Secondo gli studi dell’Osservatorio di Confartigianato, buone sono le performance per quanto riguarda l’esportazione dei prodotti alimentari all’estero. In Sicilia si registra un +7%, a livello nazionale +3,6.
Ma non è solo il settore alimentare ad andare bene sul fronte esportazioni. In elenco ci sono anche le metallurgie, le bevande e i macchinari.

Durante la mattinata un capitolo è stato dedicato anche al mercato del lavoro, con un’occupazione stabile in Sicilia nel 2016.

L’isola è tra le regioni che mostrano maggiori difficoltà nel segmento giovanile (tra i 24 e i 35 anni) nel mercato del lavoro. Se confrontiamo i dati del 2016 con quelli del 2015, si evidenziano comunque dei miglioramenti. Il tasso di disoccupazione è del 31,4% (Sicilia seconda in classifica nazionale, dopo la Calabria con 38,8%) ma è in calo di 0,9 punti. La quota di giovani che non lavorano e non studiano, ovvero fuori dal circuito dell’istruzione e del mercato del lavoro, cala di 0,5 punti (41,6 contro il 42,1%).

Piccoli margini di miglioramento possono arrivare grazie all’autoimprenditorialità, un percorso che può essere intrapreso dai più giovani. In Sicilia sono oltre 9 mila le imprese guidate dagli under 35 e rappresentano il 12% dell’artigianato della regione.

Oltre alla loro presenza in settori tradizionali quali la ristorazione, l’alimentare e i servizi alla persona, si rileva una partecipazione significativa nella green economy, nel digitale, nella produzione di software e in attività professionali scientifiche e tecniche. Settori non tradizionali, ma dove è necessario avere delle competenze elevate, con formazione medio alta, dell’imprenditore stesso o del capitale umano impiegato.

Dai dati forniti questa mattina dall’Osservatorio di Confartigianato, è emerso che ci sono dei gap importanti da recuperare affinché la regione possa essere più competitiva: le imprese, da un lato, devono mettersi in gioco, ma è anche necessario un investimento serio da parte dalle istituzioni.
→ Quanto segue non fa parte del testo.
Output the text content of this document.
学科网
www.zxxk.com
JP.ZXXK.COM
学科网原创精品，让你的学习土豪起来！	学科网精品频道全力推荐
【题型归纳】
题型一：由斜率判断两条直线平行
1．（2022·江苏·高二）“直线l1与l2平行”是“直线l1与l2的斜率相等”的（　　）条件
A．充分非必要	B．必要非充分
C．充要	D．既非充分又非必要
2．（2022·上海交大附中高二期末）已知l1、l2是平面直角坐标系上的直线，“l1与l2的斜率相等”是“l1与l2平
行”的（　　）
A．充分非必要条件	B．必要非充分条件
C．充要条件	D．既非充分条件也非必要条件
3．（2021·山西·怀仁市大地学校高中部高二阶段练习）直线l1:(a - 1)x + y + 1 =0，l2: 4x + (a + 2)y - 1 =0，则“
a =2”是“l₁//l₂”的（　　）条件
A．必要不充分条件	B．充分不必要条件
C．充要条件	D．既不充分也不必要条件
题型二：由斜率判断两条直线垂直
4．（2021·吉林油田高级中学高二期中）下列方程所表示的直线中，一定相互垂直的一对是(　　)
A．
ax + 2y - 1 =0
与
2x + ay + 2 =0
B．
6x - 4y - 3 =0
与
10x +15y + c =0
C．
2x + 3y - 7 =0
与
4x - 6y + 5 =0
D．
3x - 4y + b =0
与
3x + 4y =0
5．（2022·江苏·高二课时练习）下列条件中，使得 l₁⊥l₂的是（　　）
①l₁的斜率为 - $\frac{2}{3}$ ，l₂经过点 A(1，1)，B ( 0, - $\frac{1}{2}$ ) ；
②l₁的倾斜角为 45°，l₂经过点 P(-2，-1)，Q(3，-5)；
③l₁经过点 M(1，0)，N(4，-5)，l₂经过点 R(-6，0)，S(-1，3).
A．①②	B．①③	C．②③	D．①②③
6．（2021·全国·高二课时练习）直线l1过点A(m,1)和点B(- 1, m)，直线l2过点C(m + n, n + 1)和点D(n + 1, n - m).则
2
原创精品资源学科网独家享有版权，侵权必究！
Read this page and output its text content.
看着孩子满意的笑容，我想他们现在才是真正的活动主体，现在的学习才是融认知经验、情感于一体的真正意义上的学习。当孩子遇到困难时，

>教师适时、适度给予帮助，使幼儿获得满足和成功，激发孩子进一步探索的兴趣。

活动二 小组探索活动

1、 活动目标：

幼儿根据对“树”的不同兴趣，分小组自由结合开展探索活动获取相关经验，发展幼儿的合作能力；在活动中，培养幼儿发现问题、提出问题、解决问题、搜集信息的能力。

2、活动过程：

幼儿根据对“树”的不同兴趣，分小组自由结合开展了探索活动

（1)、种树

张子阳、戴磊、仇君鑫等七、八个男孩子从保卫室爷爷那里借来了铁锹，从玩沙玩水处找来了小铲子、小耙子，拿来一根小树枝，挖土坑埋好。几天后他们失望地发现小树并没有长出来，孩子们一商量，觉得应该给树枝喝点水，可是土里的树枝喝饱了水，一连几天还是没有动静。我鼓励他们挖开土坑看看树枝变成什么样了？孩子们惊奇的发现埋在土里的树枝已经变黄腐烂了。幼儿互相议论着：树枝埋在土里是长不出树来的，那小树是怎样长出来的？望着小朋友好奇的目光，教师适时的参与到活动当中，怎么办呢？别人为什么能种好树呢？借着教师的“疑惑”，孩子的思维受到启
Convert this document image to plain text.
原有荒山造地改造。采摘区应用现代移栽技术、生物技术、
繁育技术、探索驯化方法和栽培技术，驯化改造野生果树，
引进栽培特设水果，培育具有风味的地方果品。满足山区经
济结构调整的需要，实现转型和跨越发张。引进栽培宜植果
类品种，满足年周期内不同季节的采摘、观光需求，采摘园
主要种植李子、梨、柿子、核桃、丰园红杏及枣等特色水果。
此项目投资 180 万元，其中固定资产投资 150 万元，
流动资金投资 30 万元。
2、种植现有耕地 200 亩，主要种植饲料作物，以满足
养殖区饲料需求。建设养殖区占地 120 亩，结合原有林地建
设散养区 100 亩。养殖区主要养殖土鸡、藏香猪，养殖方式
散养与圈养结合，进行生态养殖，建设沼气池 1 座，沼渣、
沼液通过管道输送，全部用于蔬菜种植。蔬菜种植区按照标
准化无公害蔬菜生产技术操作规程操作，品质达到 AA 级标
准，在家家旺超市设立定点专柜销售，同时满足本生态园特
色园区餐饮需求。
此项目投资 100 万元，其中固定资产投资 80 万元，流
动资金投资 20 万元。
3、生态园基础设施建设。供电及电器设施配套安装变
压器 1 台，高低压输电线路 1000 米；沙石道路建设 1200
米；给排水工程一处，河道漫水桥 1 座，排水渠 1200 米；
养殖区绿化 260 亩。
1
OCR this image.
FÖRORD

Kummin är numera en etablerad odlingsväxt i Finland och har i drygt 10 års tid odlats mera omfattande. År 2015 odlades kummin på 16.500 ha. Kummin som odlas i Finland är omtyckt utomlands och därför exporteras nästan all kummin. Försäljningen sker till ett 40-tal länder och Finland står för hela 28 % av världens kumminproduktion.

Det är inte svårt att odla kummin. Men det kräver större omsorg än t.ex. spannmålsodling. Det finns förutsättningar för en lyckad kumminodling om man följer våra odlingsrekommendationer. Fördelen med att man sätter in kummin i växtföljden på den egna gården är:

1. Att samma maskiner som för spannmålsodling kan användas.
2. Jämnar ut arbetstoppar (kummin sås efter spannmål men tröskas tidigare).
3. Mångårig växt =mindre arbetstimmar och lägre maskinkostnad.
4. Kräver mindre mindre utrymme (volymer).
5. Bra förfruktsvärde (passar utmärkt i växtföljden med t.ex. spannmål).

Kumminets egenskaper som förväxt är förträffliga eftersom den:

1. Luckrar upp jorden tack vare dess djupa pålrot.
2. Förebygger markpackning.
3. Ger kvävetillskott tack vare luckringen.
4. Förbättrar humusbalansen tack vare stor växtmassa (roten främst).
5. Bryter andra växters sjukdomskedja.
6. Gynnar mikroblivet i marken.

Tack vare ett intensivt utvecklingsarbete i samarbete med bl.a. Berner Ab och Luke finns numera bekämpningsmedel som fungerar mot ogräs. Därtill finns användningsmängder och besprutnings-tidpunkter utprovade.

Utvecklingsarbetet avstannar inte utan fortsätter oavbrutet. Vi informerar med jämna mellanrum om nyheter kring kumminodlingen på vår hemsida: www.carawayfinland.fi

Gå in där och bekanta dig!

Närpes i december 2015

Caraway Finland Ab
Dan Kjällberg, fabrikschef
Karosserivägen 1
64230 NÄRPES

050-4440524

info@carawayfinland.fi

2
Le risorse messe a disposizione per la Sicilia, nei Patti per il sud, ammontano ad otto miliardi. Somma spalmata in diverse aree di intervento. Uno di questi è quello dello sviluppo economico e produttivo (a cui va il 13,5%), ma la maggior parte risorse è sbilanciata su due voci in particolare: infrastrutture ed ambiente.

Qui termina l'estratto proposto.